Se volessi con poche parole sintetizzare la sua esperienza spirituale, prenderei a prestito quelle che lo studioso A. Combes ha adoperato per descrivere l’atteggiamento di fondo di una “piccola grande” santa carmelitana, Santa Teresa di Lisieux: “La santità non consiste in questa o quella pratica, ma è una disposizione del cuore che ci rende umili e piccoli tra le braccia di Dio, coscienti della nostra debolezza e fiduciosi sino all’audacia nella sua bontà di Padre… Ciò che al buon Dio piace nella mia anima è il vedermi amare la mia piccolezza e la mia povertà, è la speranza cieca che io nutro nella sua misericordia… Non temere, più sarai povera, più Gesù ti amerà”.
Non sembri fuori luogo questo riferimento alla Piccola Teresa, perché chi avrà modo di leggere le Lettere di Suor Elia potrà facilmente constatare quanto numerosi siano i riferimenti alla Carmelitana di Lisieux. Del resto è proprio lei a definirsi una seguace di Santa Teresa di Gesù Bambino: “Un’anima seguace della piccola Teresa nella via infantile del divino amore propose di essere “il piccolo sorriso del buon Dio”. Quanta profondità in questa semplice espressione!”.
Scrivendo al padre gli rivela il suo desiderio di camminare decisamente sulla strada dell’infanzia spirituale: “Sono una bimba vicino a Gesù… Egli non mi domanda grandi cose, basta che lo guardi sempre e nel silenzio gli canti il mio amore, non vi sembra che io goda di un anticipo di paradiso?”. Così si esprime con il Procuratore generale dei Carmelitani, facendo sue le espressioni della Santa di Lisieux: “Gesù si compiace chiamarmi il piccolo fiore del campo, ama nascondermi sotto la sua candida corolla e non permette che i cocenti raggi del sole estivo e il pieno meriggio turbino la dolce quiete del solitario fiorellino”.

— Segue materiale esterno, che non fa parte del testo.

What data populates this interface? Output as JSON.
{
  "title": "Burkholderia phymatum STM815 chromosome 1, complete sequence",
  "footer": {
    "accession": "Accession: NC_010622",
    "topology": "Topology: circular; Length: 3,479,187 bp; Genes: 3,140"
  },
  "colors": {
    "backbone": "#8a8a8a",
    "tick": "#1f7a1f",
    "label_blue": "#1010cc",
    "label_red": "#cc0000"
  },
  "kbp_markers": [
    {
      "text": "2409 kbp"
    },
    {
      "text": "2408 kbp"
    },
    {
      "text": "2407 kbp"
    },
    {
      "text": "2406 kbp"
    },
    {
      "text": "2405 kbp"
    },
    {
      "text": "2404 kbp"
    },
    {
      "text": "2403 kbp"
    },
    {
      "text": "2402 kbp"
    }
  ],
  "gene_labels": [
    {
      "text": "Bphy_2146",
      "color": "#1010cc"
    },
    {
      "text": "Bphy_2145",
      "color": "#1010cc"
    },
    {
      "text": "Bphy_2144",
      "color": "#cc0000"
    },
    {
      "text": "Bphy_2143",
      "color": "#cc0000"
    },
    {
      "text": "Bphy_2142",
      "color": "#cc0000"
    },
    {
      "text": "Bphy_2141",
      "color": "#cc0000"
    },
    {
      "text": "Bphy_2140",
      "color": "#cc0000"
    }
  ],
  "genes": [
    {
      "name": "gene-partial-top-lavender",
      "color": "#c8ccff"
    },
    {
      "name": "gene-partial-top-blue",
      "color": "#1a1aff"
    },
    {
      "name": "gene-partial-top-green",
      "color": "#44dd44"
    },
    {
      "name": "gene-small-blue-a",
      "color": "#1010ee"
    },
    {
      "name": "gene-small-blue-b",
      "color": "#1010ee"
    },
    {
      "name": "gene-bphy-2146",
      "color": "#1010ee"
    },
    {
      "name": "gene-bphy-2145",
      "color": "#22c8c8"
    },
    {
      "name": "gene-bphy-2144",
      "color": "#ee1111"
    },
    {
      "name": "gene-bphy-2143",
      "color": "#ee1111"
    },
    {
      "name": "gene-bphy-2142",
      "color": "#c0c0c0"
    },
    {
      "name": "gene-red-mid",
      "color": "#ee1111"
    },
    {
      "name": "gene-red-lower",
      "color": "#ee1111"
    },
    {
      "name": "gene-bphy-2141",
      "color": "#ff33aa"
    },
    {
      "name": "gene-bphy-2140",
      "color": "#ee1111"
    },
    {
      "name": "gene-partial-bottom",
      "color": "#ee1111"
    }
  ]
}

E in un’altra lettera, sempre indirizzata a Padre Elia, rivela senza esitazioni il suo intimo rapporto spirituale con la Santa: “Faccio mie le parole della dolce sorellina del Cielo, la Beata Teresa del Bambin Gesù: “Sono una bimba e non rifletto a quel che dico, e ciò nonostante sento che il buon Dio realizzerà le mie ardente brame”. E in un foglio indirizzato alla Reverenda Madre è possibile leggere: “Mi immaginerò di avere la cara Beata sempre al mio fianco e con lei compirò tutti gli atti di osservanza. Fin dal mio svegliare la pregherò a volermi concedere il Suo spirito di confidenza e abbandono e soprattutto che m’insegni ad amare il buon Gesù nella semplicità del cuore”.
Non dunque una imitazione semplicemente esteriore di Santa Teresa di Lisieux è ciò che stava a cuore a Suor. Elia, quanto piuttosto il desiderio di seguirla sulla via dell’abbandono filiale e fiducioso tra le braccia di Dio.